When I stopped drinking six months ago today (5-28-2019), all the pain I felt was still there. I really had to rewire my thoughts. I’m not going to say this was an easy task (nor one that is finished), because it isn’t. It’s hard as f*ck. There have been years and years of summer nights grilling out and drinking with friends, of closing down bars, holiday gatherings with family, birthdays, playing drinking games, doing spontaneous things, and not to mention the change of seasonal beers (summer ales are coming out soon!). There have been smells and tastes I crave, and certain habits and rituals I developed over time.
I didn’t realize how much of my life (and the world) revolved around alcohol.
With the support from friends, family, my addiction group, and the power of meditation, I learned some profound insight into my relationship with alcohol and in turn my relationship to myself.
I learned what my triggers were (which seemed to feel like everything at first) and how much I made them out to be bigger than they were.
When I wanted to drink, I learned how to give myself space to ask why. I had to watch the way my mind tried to make justifications—i.e. stress, a bad day, everything going wrong, or my favorite, “but everyone else is drinking.” I learned how to change my relationship to how I am reacting to things out of my control in my external world.

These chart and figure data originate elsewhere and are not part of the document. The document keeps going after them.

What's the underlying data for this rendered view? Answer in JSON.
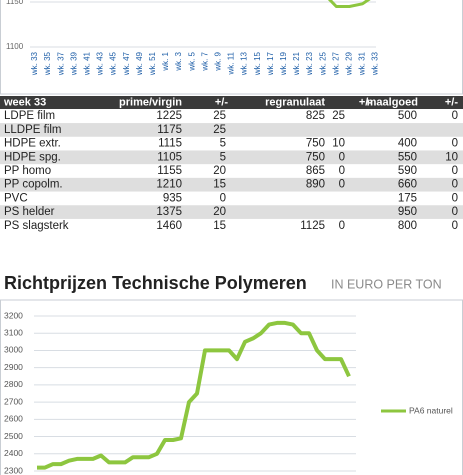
{
  "chart_data": [
    {
      "type": "line",
      "categories": [
        "wk. 33",
        "wk. 35",
        "wk. 37",
        "wk. 39",
        "wk. 41",
        "wk. 43",
        "wk. 45",
        "wk. 47",
        "wk. 49",
        "wk. 51",
        "wk. 1",
        "wk. 3",
        "wk. 5",
        "wk. 7",
        "wk. 9",
        "wk. 11",
        "wk. 13",
        "wk. 15",
        "wk. 17",
        "wk. 19",
        "wk. 21",
        "wk. 23",
        "wk. 25",
        "wk. 27",
        "wk. 29",
        "wk. 31",
        "wk. 33"
      ],
      "values": [
        null,
        null,
        null,
        null,
        null,
        null,
        null,
        null,
        null,
        null,
        null,
        null,
        null,
        null,
        null,
        null,
        null,
        null,
        null,
        null,
        null,
        null,
        1160,
        1145,
        1145,
        1148,
        1158
      ],
      "color": "#8dc63f",
      "ylim": [
        1100,
        1150
      ],
      "yticks": [
        1100,
        1150
      ],
      "grid": true
    },
    {
      "type": "line",
      "series": [
        {
          "name": "PA6 naturel",
          "color": "#8dc63f",
          "values": [
            2320,
            2320,
            2340,
            2340,
            2360,
            2370,
            2370,
            2370,
            2390,
            2350,
            2350,
            2350,
            2380,
            2380,
            2380,
            2400,
            2480,
            2480,
            2490,
            2700,
            2750,
            3000,
            3000,
            3000,
            3000,
            2950,
            3050,
            3070,
            3100,
            3150,
            3160,
            3160,
            3150,
            3100,
            3100,
            3000,
            2950,
            2950,
            2950,
            2850
          ]
        }
      ],
      "ylim": [
        2300,
        3200
      ],
      "yticks": [
        2300,
        2400,
        2500,
        2600,
        2700,
        2800,
        2900,
        3000,
        3100,
        3200
      ],
      "grid": true,
      "legend": "right"
    }
  ],
  "table": {
    "header": [
      "week 33",
      "prime/virgin",
      "+/-",
      "regranulaat",
      "+/-",
      "maalgoed",
      "+/-"
    ],
    "rows": [
      [
        "LDPE film",
        "1225",
        "25",
        "825",
        "25",
        "500",
        "0"
      ],
      [
        "LLDPE film",
        "1175",
        "25",
        null,
        null,
        null,
        null
      ],
      [
        "HDPE extr.",
        "1115",
        "5",
        "750",
        "10",
        "400",
        "0"
      ],
      [
        "HDPE spg.",
        "1105",
        "5",
        "750",
        "0",
        "550",
        "10"
      ],
      [
        "PP homo",
        "1155",
        "20",
        "865",
        "0",
        "590",
        "0"
      ],
      [
        "PP copolm.",
        "1210",
        "15",
        "890",
        "0",
        "660",
        "0"
      ],
      [
        "PVC",
        "935",
        "0",
        null,
        null,
        "175",
        "0"
      ],
      [
        "PS helder",
        "1375",
        "20",
        null,
        null,
        "950",
        "0"
      ],
      [
        "PS slagsterk",
        "1460",
        "15",
        "1125",
        "0",
        "800",
        "0"
      ]
    ]
  },
  "heading": {
    "title": "Richtprijzen Technische Polymeren",
    "subtitle": "IN EURO PER TON"
  }
}
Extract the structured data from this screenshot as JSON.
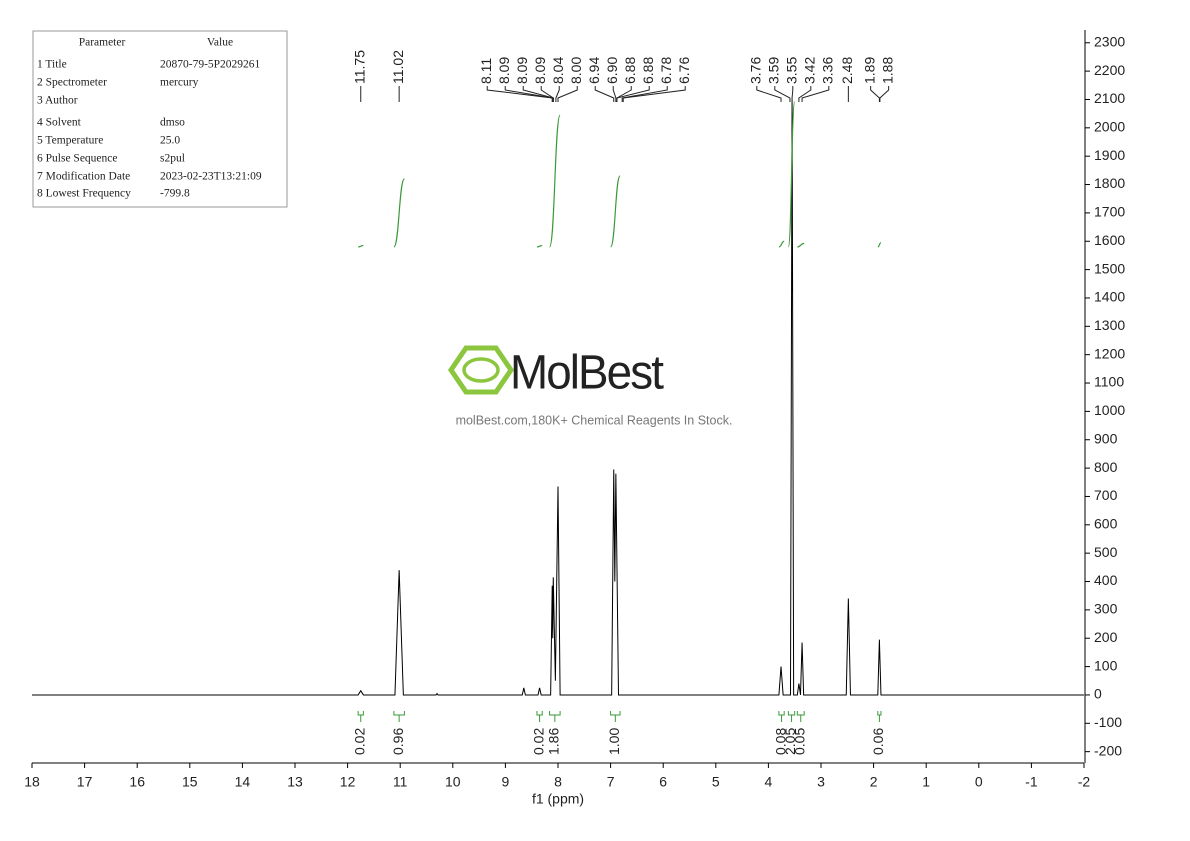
{
  "chart_data": {
    "type": "line",
    "x_label": "f1 (ppm)",
    "xlim": [
      18,
      -2
    ],
    "xticks": [
      18,
      17,
      16,
      15,
      14,
      13,
      12,
      11,
      10,
      9,
      8,
      7,
      6,
      5,
      4,
      3,
      2,
      1,
      0,
      -1,
      -2
    ],
    "ylim": [
      -240,
      2345
    ],
    "yticks": [
      -200,
      -100,
      0,
      100,
      200,
      300,
      400,
      500,
      600,
      700,
      800,
      900,
      1000,
      1100,
      1200,
      1300,
      1400,
      1500,
      1600,
      1700,
      1800,
      1900,
      2000,
      2100,
      2200,
      2300
    ],
    "color": "#000000",
    "integral_color": "#3a9a3a",
    "x": [
      18,
      11.8,
      11.75,
      11.7,
      11.1,
      11.02,
      10.94,
      10.32,
      10.3,
      10.28,
      8.68,
      8.65,
      8.62,
      8.38,
      8.35,
      8.32,
      8.14,
      8.11,
      8.1,
      8.09,
      8.05,
      8.0,
      7.96,
      6.98,
      6.94,
      6.92,
      6.9,
      6.85,
      3.8,
      3.76,
      3.72,
      3.58,
      3.55,
      3.52,
      3.45,
      3.42,
      3.39,
      3.36,
      3.33,
      2.52,
      2.48,
      2.44,
      1.92,
      1.89,
      1.86,
      -2
    ],
    "values": [
      0,
      0,
      15,
      0,
      0,
      440,
      0,
      0,
      5,
      0,
      0,
      25,
      0,
      0,
      25,
      0,
      0,
      385,
      200,
      415,
      50,
      735,
      0,
      0,
      795,
      400,
      780,
      0,
      0,
      100,
      0,
      0,
      2100,
      0,
      0,
      40,
      0,
      185,
      0,
      0,
      340,
      0,
      0,
      195,
      0,
      0
    ],
    "peak_labels": [
      11.75,
      11.02,
      8.11,
      8.09,
      8.09,
      8.09,
      8.04,
      {
        "value": 8,
        "label": "8.00"
      },
      6.94,
      {
        "value": 6.9,
        "label": "6.90"
      },
      6.88,
      6.88,
      6.78,
      6.76,
      3.76,
      3.59,
      3.55,
      3.42,
      3.36,
      2.48,
      1.89,
      1.88
    ],
    "integrals": [
      {
        "x": [
          11.8,
          11.7
        ],
        "value": 0.02
      },
      {
        "x": [
          11.12,
          10.92
        ],
        "value": 0.96
      },
      {
        "x": [
          8.4,
          8.3
        ],
        "value": 0.02
      },
      {
        "x": [
          8.16,
          7.96
        ],
        "value": 1.86
      },
      {
        "x": [
          7.0,
          6.82
        ],
        "value": 1,
        "label": "1.00"
      },
      {
        "x": [
          3.8,
          3.7
        ],
        "value": 0.08
      },
      {
        "x": [
          3.62,
          3.5
        ],
        "value": 2.05
      },
      {
        "x": [
          3.45,
          3.32
        ],
        "value": 0.05
      },
      {
        "x": [
          1.92,
          1.86
        ],
        "value": 0.06
      }
    ],
    "table": {
      "header": [
        "Parameter",
        "Value"
      ],
      "rows": [
        [
          "1 Title",
          "20870-79-5P2029261"
        ],
        [
          "2 Spectrometer",
          "mercury"
        ],
        [
          "3 Author"
        ],
        [
          "4 Solvent",
          "dmso"
        ],
        [
          "5 Temperature",
          "25.0"
        ],
        [
          "6 Pulse Sequence",
          "s2pul"
        ],
        [
          "7 Modification Date",
          "2023-02-23T13:21:09"
        ],
        [
          "8 Lowest Frequency",
          "-799.8"
        ]
      ]
    },
    "watermark": {
      "brand": "MolBest",
      "text": "molBest.com,180K+ Chemical Reagents In Stock."
    }
  }
}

I learned how much clearer my thinking became and how much more confident I was in speaking.
I learned how to watch my anxiety rise and tap into other tools and quickly realized how much worse I made it by drinking.
I learned how much less tired I became. I stopped waking up as much, getting hot, or tossing and turning.
I learned how much money I saved and could put toward other things.
I learned how my relationships changed (try meeting new people without going to a bar!)—how some people stopped inviting me to things because they didn’t know what else we would do together, and how others still did despite it.
I learned how much I wasn’t present for my life, and how much I didn’t show up for. I made excuses for “not feeling well” or telling myself “I can’t do this today.”
I learned it was so much harder to sit with my thoughts, insecurities, and pain than it ever was to reach for the bottle.
And because I couldn’t drink, I watched how other addictions I had in the past (that weren’t as strong) tried to creep their way in.
Over time, it just got easier. I think about it less. I don’t create a scenario in my head or an anxiety about being around it. I have to remind myself in every thought, every action, and every day why I stopped—to love myself more fully and to hold myself to a higher standard of being and moving throughout life.
And when I fail to do so I have to ask myself—who’s in control?